Tree on which shift operator is antinormal but not m-isometry (\(\forall m \ge 1)\)

Example 3.13

The shift operator on the following weighted tree is antinormal as well as an isometry. This is because \(\sum \nolimits _{v\in {\text {chi}}(u)}\lambda _v=\lambda _u\), for every vertex u in the following weighted tree.

Fig. 5

Tree on which shift operator is antinormal as well as an isometry

Fig. 6

Tree on which shift operator is antinormal as well as strictly 3-isometry

The following example shows that when \(i(S)=-\infty \) and S is antinormal as well as an m-isometry then it need not be an isometry.

Example 3.14

In the following figure a vertex \(u\in V\) is labeled by \(P_u(n)\), where \(P_u\) is the polynomial corresponding to u and \(q_j\) denotes the jth prime number.

Since the above tree has no leaves, therefore \(\dim (\mathrm{ker}(S))=0\). Also \({\text {card}}(V_{\ge 2})=\infty \ \). Hence \(i(S)=-\infty \). For a vertex \(w\in V\) such that \({\text {card}}({\text {chi}}({\text {par}}(w)))=1\), its corresponding polynomial \(P_w\) is determined by Remark 3.5. For example \(P_{w_1}(n)=(n+1)+3-\frac{1}{7}=n+4-\frac{1}{7}\). Since \(\max \nolimits _{u\in V}\mathrm{{deg}}(P_u)=2\), therefore S is strictly 3-isometry. We also note that \(P_u(0)\) is the weight of the vertex u. Further, from Theorem 2.9 it follows that the shift operator S on the above tree is antinormal.

Finally, we obtain the following proposition followed by its corollary.

Proposition 3.15

If S is antinormal and strictly m-isometry for \(m\ge 2\) then for every \( u\in V\) \(\mathrm{{deg}}(P_u)\ge 1\).

Proof

On the contrary, suppose there exists a \(u_0\) in V such that \(\mathrm{{deg}}(P_{u_0})=0\).

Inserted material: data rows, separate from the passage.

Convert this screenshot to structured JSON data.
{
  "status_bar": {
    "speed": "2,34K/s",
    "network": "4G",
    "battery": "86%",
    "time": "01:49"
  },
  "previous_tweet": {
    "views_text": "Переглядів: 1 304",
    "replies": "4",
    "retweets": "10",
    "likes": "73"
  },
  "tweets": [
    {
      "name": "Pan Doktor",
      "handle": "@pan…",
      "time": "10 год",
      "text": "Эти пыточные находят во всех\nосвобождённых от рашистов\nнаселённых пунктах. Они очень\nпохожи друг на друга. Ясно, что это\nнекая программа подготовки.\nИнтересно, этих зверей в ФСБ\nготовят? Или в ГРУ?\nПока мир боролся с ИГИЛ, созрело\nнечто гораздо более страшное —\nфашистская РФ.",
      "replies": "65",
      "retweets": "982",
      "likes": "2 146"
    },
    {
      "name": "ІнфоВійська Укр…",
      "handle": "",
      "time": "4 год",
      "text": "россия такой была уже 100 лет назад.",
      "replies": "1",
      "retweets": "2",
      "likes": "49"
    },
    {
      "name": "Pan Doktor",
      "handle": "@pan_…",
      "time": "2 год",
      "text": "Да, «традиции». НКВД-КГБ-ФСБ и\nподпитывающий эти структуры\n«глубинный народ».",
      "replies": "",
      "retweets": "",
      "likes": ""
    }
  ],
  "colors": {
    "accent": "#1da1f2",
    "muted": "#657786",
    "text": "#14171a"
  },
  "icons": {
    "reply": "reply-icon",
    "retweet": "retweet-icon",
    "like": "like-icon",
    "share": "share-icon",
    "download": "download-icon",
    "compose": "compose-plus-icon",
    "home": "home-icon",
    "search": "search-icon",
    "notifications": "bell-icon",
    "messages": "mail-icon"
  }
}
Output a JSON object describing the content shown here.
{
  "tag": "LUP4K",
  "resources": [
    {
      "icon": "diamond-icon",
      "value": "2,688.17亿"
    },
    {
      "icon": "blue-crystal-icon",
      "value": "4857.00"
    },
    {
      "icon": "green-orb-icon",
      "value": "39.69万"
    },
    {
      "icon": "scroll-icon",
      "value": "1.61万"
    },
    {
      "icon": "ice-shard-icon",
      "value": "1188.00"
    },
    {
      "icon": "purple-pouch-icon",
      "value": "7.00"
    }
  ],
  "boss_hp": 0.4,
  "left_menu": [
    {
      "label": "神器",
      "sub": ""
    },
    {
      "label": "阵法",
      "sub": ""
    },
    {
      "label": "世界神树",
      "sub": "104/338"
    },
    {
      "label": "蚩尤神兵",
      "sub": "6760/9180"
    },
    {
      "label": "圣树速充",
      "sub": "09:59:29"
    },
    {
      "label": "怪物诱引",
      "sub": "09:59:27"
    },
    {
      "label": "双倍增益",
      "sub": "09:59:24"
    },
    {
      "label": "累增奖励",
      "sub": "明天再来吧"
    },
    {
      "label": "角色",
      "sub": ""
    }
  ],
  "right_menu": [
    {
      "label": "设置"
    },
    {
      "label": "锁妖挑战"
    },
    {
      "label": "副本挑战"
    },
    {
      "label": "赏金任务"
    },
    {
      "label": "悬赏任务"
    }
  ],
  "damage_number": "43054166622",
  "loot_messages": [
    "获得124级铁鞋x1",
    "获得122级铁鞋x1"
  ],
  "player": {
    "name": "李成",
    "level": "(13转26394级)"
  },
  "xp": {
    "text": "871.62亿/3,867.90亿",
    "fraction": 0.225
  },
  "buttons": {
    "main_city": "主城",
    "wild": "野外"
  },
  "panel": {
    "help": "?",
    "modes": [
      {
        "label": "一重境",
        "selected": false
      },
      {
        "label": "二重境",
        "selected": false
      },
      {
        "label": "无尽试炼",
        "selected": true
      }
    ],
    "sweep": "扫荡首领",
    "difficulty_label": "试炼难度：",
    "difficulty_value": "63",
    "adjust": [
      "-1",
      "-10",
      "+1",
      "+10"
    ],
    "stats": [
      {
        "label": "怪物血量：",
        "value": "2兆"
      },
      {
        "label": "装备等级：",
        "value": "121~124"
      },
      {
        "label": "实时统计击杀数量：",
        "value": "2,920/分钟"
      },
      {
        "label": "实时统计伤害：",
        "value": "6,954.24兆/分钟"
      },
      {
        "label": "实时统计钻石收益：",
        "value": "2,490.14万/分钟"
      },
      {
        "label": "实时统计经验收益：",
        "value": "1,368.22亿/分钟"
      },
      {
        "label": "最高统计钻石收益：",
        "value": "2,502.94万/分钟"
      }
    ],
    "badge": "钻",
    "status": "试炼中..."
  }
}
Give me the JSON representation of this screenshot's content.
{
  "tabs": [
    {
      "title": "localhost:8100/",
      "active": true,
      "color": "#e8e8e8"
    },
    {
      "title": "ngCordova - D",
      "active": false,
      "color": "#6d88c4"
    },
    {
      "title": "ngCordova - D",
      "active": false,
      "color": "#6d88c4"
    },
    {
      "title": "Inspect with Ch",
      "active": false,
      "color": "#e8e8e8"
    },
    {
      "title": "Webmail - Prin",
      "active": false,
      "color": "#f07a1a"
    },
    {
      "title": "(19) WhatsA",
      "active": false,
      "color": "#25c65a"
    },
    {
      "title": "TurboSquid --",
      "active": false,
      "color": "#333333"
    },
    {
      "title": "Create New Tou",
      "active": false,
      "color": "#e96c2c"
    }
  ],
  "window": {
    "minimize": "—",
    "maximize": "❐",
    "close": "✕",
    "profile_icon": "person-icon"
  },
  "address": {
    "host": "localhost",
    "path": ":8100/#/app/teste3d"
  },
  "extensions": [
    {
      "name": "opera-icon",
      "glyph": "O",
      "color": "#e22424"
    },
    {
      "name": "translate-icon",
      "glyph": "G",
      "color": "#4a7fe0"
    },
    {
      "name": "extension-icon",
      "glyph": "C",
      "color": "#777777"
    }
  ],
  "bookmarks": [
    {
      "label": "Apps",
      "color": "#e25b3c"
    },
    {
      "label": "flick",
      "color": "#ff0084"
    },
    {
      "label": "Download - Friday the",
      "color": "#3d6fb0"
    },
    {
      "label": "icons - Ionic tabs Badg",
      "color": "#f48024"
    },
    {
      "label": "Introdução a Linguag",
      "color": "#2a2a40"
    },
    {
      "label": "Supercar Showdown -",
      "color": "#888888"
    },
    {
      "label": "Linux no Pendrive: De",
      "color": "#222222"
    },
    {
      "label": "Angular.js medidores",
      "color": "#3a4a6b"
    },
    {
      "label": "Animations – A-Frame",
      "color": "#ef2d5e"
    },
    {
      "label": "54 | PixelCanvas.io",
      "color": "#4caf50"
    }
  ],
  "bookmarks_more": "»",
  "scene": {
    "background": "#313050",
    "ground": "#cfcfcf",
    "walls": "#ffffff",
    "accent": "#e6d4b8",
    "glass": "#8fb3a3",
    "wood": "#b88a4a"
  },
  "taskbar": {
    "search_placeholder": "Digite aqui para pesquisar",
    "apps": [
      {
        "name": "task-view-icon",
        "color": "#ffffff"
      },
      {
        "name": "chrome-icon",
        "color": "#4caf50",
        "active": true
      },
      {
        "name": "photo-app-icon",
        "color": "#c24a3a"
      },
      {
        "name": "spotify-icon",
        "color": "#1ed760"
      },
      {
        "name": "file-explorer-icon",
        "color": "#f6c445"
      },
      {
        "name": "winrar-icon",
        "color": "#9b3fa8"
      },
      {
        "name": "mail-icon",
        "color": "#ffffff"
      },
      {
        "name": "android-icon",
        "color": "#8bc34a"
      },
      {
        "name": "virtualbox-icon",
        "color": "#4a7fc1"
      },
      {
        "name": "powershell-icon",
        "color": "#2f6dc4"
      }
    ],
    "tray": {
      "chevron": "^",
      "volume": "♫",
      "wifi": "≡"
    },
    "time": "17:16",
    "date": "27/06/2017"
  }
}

Since S is strictly m-isometry for \(m\ge 2\). Therefore \(\Vert S\Vert >1\). As \(\mathrm{{deg}}(P_{u_0})=0\), by Proposition 3.8 there exists a sequence \(\{\Delta (\mu (n))\}_{n=1}^{\infty }\) in \(\Delta \) with \(\Delta (\mu (n))=1\) for each \(n\ge 1\). Consequently, from Theorem 2.9\(\Vert S\Vert =1\). This is a contradiction. \(\square \)

Corollary 3.16

If S is an antinormal m-isometry for some \(m\ge 2\) and \(i(S)=-\infty \) then S is an isometry if and only if there exists a vertex \(u_0\) in V such that \(\lambda _{u_0}=\sum \nolimits _{v\in {\text {chi}}^n(u_0)}\lambda _v \) for every \(n\in {\mathbb {N}}\).